Maschinenbau übt Kritik
Der VDMA Fachverband Nahrungsmittelmaschinen und Verpackungsmaschinen sieht ein anderes Defizit der PPWR, denn sie führe zu einer Zurückhaltung bei den Investitionen. Diese seien in Deutschland zwischen Januar und September 2023 bereits um zwölf Prozent gesunken, erklärt Geschäftsführer Richard Clemens. Die EU verfolge die richtigen Ziele, doch eine vollständige Harmonisierung fehle, der Flickenteppich an spezifischen nationalen Verordnungen bestehe weiterhin. Nach Einschätzung des Deutschen Verpackungsinstitut (dvi) zeige die PPWR aber die Richtung, um sie zu erreichen. Durch die Anforderungen für den gesamten Lebenszyklus bilde sie einen „Meilenstein“. Aber für eine Integrität des Binnenmarkts seien Nachbesserungen bei der Harmonisierung der Nachhaltigkeits- und Abfallmanagementanforderungen notwendig. Europa benötige eine europaweite Infrastruktur für Wiederverwertung und Recycling und eine Definition des „Recycling in der Praxis“.

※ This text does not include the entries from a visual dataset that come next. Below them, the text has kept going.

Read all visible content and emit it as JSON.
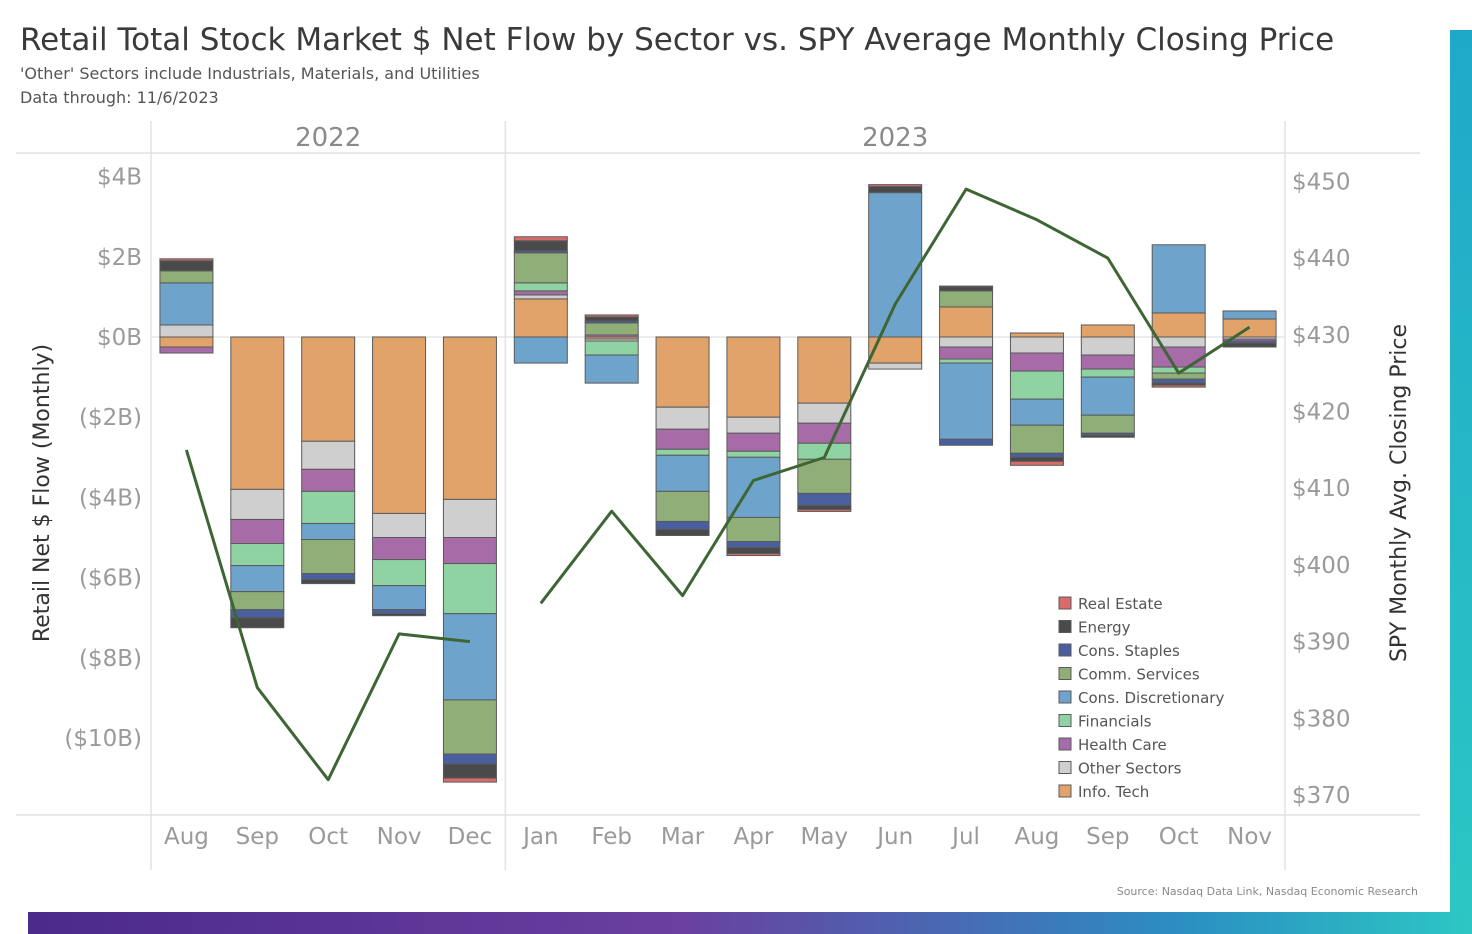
{
  "chart_data": {
    "type": "bar",
    "title": "Retail Total Stock Market $ Net Flow by Sector vs. SPY Average Monthly Closing Price",
    "subtitle": "'Other' Sectors include Industrials, Materials, and Utilities",
    "data_through": "Data through: 11/6/2023",
    "source": "Source: Nasdaq Data Link, Nasdaq Economic Research",
    "ylabel_left": "Retail Net $ Flow (Monthly)",
    "ylabel_right": "SPY Monthly Avg. Closing Price",
    "ylim_left": [
      -12,
      4.2
    ],
    "ylim_right": [
      370,
      452
    ],
    "y_ticks_left": [
      4,
      2,
      0,
      -2,
      -4,
      -6,
      -8,
      -10
    ],
    "y_tick_labels_left": [
      "$4B",
      "$2B",
      "$0B",
      "($2B)",
      "($4B)",
      "($6B)",
      "($8B)",
      "($10B)"
    ],
    "y_ticks_right": [
      450,
      440,
      430,
      420,
      410,
      400,
      390,
      380,
      370
    ],
    "y_tick_labels_right": [
      "$450",
      "$440",
      "$430",
      "$420",
      "$410",
      "$400",
      "$390",
      "$380",
      "$370"
    ],
    "years": [
      {
        "label": "2022",
        "start": 0,
        "end": 5
      },
      {
        "label": "2023",
        "start": 5,
        "end": 16
      }
    ],
    "categories": [
      "Aug",
      "Sep",
      "Oct",
      "Nov",
      "Dec",
      "Jan",
      "Feb",
      "Mar",
      "Apr",
      "May",
      "Jun",
      "Jul",
      "Aug",
      "Sep",
      "Oct",
      "Nov"
    ],
    "series": [
      {
        "name": "Info. Tech",
        "color": "#e2a36a",
        "values": [
          -0.25,
          -3.8,
          -2.6,
          -4.4,
          -4.05,
          0.95,
          -0.05,
          -1.75,
          -2.0,
          -1.65,
          -0.65,
          0.75,
          0.1,
          0.3,
          0.6,
          0.45
        ]
      },
      {
        "name": "Other Sectors",
        "color": "#cfcfcf",
        "values": [
          0.3,
          -0.75,
          -0.7,
          -0.6,
          -0.95,
          0.1,
          -0.05,
          -0.55,
          -0.4,
          -0.5,
          -0.15,
          -0.25,
          -0.4,
          -0.45,
          -0.25,
          -0.05
        ]
      },
      {
        "name": "Health Care",
        "color": "#a76ba8",
        "values": [
          -0.15,
          -0.6,
          -0.55,
          -0.55,
          -0.65,
          0.1,
          0.05,
          -0.5,
          -0.45,
          -0.5,
          0,
          -0.3,
          -0.45,
          -0.35,
          -0.5,
          -0.05
        ]
      },
      {
        "name": "Financials",
        "color": "#8fd3a2",
        "values": [
          0.0,
          -0.55,
          -0.8,
          -0.65,
          -1.25,
          0.2,
          -0.35,
          -0.15,
          -0.15,
          -0.4,
          0,
          -0.1,
          -0.7,
          -0.2,
          -0.15,
          0
        ]
      },
      {
        "name": "Cons. Discretionary",
        "color": "#6ea4cb",
        "values": [
          1.05,
          -0.65,
          -0.4,
          -0.6,
          -2.15,
          -0.65,
          -0.7,
          -0.9,
          -1.5,
          0,
          3.6,
          -1.9,
          -0.65,
          -0.95,
          1.7,
          0.2
        ]
      },
      {
        "name": "Comm. Services",
        "color": "#8fae78",
        "values": [
          0.3,
          -0.45,
          -0.85,
          0,
          -1.35,
          0.75,
          0.3,
          -0.75,
          -0.6,
          -0.85,
          0,
          0.4,
          -0.7,
          -0.45,
          -0.15,
          0
        ]
      },
      {
        "name": "Cons. Staples",
        "color": "#4a5fa0",
        "values": [
          0,
          -0.2,
          -0.15,
          -0.1,
          -0.25,
          0.05,
          0.05,
          -0.2,
          -0.15,
          -0.3,
          0,
          -0.15,
          -0.1,
          -0.05,
          -0.1,
          -0.05
        ]
      },
      {
        "name": "Energy",
        "color": "#4a4a4a",
        "values": [
          0.25,
          -0.25,
          -0.1,
          -0.05,
          -0.35,
          0.25,
          0.1,
          -0.15,
          -0.15,
          -0.1,
          0.15,
          0.1,
          -0.1,
          -0.05,
          -0.05,
          -0.1
        ]
      },
      {
        "name": "Real Estate",
        "color": "#d96b6b",
        "values": [
          0.05,
          0,
          0,
          0,
          -0.1,
          0.1,
          0.05,
          0,
          -0.05,
          -0.05,
          0.05,
          0.02,
          -0.1,
          0,
          -0.05,
          0
        ]
      }
    ],
    "line": {
      "name": "SPY Monthly Avg. Closing Price",
      "color": "#3e6534",
      "axis": "right",
      "values": [
        415,
        384,
        372,
        391,
        390,
        395,
        407,
        396,
        411,
        414,
        434,
        449,
        445,
        440,
        425,
        431
      ]
    },
    "legend": {
      "placement": "bottom-right",
      "order": [
        "Real Estate",
        "Energy",
        "Cons. Staples",
        "Comm. Services",
        "Cons. Discretionary",
        "Financials",
        "Health Care",
        "Other Sectors",
        "Info. Tech"
      ]
    }
  }
}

Wellpappenindustrie zufrieden
Zufrieden sind die Vertreter der Papier- und Wellpappenindustrie. In der Verordnung zeige sich, dass das etablierte System des Wertstoffkreislaufs von Papier, Pappe und Karton ökologische Vorteile biete. Es werde als gleichwertig zu Mehrwegverpackungen angesehen. Der Verband der Wellpappenindustrie (VDW) stuft den Parlamentsbeschluss als „richtungsweisend“ ein. Das Potenzial der faserbasierten Verpackungen für die Kreislaufwirtschaft könne nun auch in Zukunft genutzt werden.